Conclusion

In this thesis, I set out to understand how the Top-Level Courses Project was organized, and how it came to be. I wanted to compare it with MIT OpenCourseWare, and understand whether MIT’s project had influenced the development of the Top-Level Courses Project in any way. I also discussed whether the spread of the OpenCourseWare concept could be seen as a sign of growing isomorphism in values among institutions of higher education in the world, and I proposed the counter-theory that what was happening was borrowing the name of ideas, but implementing them in quite different ways. 

In chapter three, I showed how concepts of course teams, and improvable courses developed by groups over many years arose, and how the tradition of course evaluations followed immediately after the centralized curriculum began to be opened up. This came together with the unprecedented expansion of Chinese higher education in the last 15 years, and the strong focus on investing in excellent examples - first universities, then departments, and finally courses - chosen through peer-review. Taken together with the focus on IT in education, this made the creation of the Top-Level Courses Project project a natural next step, but it is possible that some of the impetus came from knowledge of the MIT project.

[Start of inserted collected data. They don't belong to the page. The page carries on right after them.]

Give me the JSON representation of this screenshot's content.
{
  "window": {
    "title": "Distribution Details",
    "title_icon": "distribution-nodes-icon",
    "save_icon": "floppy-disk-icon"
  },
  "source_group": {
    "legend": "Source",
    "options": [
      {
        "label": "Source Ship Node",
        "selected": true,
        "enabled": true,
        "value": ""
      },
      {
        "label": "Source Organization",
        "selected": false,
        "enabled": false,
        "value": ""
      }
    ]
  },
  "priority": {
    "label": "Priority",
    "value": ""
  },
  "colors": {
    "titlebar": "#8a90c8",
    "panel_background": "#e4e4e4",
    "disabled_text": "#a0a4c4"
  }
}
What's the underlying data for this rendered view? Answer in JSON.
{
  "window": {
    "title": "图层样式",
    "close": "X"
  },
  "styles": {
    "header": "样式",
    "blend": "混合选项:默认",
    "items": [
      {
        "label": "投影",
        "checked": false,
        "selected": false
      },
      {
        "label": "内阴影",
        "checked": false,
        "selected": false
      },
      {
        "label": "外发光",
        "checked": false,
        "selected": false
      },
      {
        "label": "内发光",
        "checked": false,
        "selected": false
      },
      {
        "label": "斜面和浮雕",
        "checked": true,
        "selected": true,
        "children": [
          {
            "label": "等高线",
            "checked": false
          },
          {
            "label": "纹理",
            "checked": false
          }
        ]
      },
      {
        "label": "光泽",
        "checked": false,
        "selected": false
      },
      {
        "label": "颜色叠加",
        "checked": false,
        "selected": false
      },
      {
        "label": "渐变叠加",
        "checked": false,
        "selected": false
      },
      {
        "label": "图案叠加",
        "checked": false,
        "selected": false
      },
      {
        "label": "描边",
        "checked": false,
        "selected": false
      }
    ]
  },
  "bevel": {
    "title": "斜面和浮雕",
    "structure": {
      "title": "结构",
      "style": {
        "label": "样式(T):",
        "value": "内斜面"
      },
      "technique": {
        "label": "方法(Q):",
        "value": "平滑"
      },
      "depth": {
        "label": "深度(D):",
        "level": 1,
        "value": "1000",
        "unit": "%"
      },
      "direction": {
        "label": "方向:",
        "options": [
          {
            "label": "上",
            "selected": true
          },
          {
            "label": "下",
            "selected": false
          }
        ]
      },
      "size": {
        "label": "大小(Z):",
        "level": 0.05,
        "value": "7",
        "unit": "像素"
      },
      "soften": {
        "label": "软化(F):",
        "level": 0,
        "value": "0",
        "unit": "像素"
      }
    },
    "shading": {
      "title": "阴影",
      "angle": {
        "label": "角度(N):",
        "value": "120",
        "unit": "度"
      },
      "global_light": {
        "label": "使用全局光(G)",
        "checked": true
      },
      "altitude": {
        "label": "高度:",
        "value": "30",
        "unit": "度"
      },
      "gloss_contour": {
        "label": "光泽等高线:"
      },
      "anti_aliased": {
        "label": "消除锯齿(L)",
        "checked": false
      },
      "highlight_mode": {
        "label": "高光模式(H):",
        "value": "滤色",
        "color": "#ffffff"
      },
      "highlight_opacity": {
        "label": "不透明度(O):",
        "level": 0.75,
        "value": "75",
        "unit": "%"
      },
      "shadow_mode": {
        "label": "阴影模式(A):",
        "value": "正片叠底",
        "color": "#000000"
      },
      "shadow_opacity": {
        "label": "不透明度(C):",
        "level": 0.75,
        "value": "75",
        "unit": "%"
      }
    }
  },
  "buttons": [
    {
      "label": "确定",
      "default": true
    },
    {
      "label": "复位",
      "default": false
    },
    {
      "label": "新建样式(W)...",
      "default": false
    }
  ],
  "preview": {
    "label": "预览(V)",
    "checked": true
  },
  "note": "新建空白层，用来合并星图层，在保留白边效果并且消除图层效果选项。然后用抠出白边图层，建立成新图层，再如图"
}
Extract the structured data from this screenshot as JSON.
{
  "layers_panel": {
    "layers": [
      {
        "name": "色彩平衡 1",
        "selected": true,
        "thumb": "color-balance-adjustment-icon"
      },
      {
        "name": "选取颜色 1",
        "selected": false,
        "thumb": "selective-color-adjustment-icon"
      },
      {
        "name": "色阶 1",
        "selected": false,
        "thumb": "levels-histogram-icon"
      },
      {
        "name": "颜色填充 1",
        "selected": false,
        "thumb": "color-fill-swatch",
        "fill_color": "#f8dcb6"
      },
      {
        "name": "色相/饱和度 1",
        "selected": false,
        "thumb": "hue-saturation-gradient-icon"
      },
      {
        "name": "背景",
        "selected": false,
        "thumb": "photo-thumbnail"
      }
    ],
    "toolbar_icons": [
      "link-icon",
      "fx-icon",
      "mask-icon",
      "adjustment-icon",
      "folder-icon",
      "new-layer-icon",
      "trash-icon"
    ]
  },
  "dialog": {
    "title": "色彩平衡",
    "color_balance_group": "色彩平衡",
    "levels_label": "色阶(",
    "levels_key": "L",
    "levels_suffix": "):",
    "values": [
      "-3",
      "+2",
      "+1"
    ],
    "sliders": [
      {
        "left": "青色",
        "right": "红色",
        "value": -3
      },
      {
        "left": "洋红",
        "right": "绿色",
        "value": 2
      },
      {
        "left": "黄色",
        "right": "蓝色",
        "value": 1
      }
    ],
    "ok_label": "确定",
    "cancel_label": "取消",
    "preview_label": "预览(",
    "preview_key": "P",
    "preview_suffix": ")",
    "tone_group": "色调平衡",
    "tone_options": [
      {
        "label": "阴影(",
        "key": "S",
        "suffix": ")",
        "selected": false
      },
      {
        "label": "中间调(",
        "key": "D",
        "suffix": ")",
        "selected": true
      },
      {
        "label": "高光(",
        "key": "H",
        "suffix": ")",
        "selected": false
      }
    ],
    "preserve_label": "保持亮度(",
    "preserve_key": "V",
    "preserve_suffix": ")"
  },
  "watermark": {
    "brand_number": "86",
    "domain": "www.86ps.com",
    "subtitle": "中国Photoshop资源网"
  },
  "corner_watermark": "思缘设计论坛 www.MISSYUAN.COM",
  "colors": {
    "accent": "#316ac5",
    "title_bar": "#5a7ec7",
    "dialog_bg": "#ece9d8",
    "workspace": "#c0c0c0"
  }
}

I have described in detail how the project is organized, and how it is experienced by university administrators and participating professors. I used this in chapter six to show that the project was fundamentally different from MIT’s OpenCourseWare, although there were a few areas that overlapped. I discussed the differences between the two projects using the framework of the four purposes, suggested in chapter two, as well as by conceptualizing MIT OpenCourseWare as a norm, and as a policy innovation. 

I then showed how the Top-Level Courses Project has been fundamentally misunderstood in the West as a direct continuation of the MIT model, and used theories from policy borrowing, and case studies from other Asian countries, to show how this could have happened. Finally, in the conclusion I propose that the history of Chinese higher education discussed in chapter two has led to a model of course development that is fundamentally different from the North American model, as a reason why this project could probably not be transferred to a North American university, but also suggest that this might be changing.